Its economy has grown dramatically in the decades since, thanks largely to a thriving
and accounts for around $50 billion in yearly exports.
But the country still struggles to provide adequate employment opportunities for its burgeoning population of about 170 million people.
Economists say the jobs crisis is especially acute for millions of university graduates.
Civil service posts offer a chance at stable lifetime employment, but students say the quota system is abused to stuff government posts with loyalists of Hasina’s ruling Awami League party.
How have the protests unfolded?
Protests began on 1 July with university students blocking major roads and railway lines in big cities around the country to draw attention to their demands.

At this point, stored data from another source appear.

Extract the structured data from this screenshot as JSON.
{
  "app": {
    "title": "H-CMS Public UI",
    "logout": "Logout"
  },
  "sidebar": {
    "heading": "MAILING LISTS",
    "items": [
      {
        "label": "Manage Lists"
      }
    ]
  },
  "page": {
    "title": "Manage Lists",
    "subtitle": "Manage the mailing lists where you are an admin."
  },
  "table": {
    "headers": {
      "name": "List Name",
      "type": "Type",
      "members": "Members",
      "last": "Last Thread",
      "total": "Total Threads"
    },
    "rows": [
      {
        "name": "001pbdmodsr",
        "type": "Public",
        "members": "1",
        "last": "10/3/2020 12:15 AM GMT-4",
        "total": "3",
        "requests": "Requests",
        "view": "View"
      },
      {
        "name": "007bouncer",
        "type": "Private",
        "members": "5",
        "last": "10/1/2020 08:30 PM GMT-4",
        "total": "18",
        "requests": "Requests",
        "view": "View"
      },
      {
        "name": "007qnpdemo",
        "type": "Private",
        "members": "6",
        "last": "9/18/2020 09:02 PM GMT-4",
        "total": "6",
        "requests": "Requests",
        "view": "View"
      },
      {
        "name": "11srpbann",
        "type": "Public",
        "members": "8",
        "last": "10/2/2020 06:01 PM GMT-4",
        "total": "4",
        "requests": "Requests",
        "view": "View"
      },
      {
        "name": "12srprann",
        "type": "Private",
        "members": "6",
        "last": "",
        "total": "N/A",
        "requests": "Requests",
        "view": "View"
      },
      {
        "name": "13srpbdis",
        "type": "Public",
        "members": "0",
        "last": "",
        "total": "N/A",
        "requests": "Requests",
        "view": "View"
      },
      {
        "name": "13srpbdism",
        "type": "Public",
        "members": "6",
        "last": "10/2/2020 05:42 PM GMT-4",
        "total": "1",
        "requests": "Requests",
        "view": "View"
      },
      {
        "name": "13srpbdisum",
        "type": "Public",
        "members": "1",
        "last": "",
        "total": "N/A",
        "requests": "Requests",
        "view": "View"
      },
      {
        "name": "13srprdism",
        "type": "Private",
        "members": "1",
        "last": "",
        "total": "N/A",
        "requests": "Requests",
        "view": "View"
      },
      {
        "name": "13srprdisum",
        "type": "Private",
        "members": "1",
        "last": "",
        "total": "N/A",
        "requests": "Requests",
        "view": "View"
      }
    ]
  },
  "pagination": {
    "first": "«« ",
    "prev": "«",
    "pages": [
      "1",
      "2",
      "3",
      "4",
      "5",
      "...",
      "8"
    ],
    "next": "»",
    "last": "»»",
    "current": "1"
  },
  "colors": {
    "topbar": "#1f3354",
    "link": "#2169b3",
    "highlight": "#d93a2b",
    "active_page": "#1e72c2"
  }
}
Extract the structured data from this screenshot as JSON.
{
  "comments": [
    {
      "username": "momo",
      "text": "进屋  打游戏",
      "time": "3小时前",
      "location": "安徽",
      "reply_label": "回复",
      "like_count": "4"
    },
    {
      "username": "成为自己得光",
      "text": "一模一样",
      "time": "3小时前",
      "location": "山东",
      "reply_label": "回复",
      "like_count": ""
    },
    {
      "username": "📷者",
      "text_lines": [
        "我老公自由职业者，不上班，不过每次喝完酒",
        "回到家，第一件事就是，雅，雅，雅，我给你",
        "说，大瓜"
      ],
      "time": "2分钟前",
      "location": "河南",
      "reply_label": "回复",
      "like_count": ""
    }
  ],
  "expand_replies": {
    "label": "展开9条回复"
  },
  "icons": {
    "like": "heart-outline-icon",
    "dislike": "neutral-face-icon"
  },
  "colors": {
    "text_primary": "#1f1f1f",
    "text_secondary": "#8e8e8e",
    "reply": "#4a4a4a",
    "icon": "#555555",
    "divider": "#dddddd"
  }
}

They have continued nearly every day since, with high school students also joining the rallies, despite Bangladesh’s top court suspending the quota system on 10 July for one month and urging demonstrators to return to class.

Monday saw the start of fierce clashes between anti-quota demonstrators and the student wing of the Awami League, with more than 400 people injured across two Dhaka universities.
How has the government responded?
The prime minister has condemned the protests as pointless, saying this month that the students “are wasting their time” given that the rules have already been suspended.
But with no sign of the demonstrations abating, her government has escalated its efforts to quell the campaign.
On Tuesday, the education ministry ordered all schools, universities and Islamic seminaries nationwide to shut down until further notice, and deployed the paramilitary Border Guard Bangladesh force to keep order in several cities.
Police that night raided the headquarters of the Bangladesh Nationalist Party, arresting seven members of its student wing and claiming they had found a cache of Molotov cocktails and other weapons.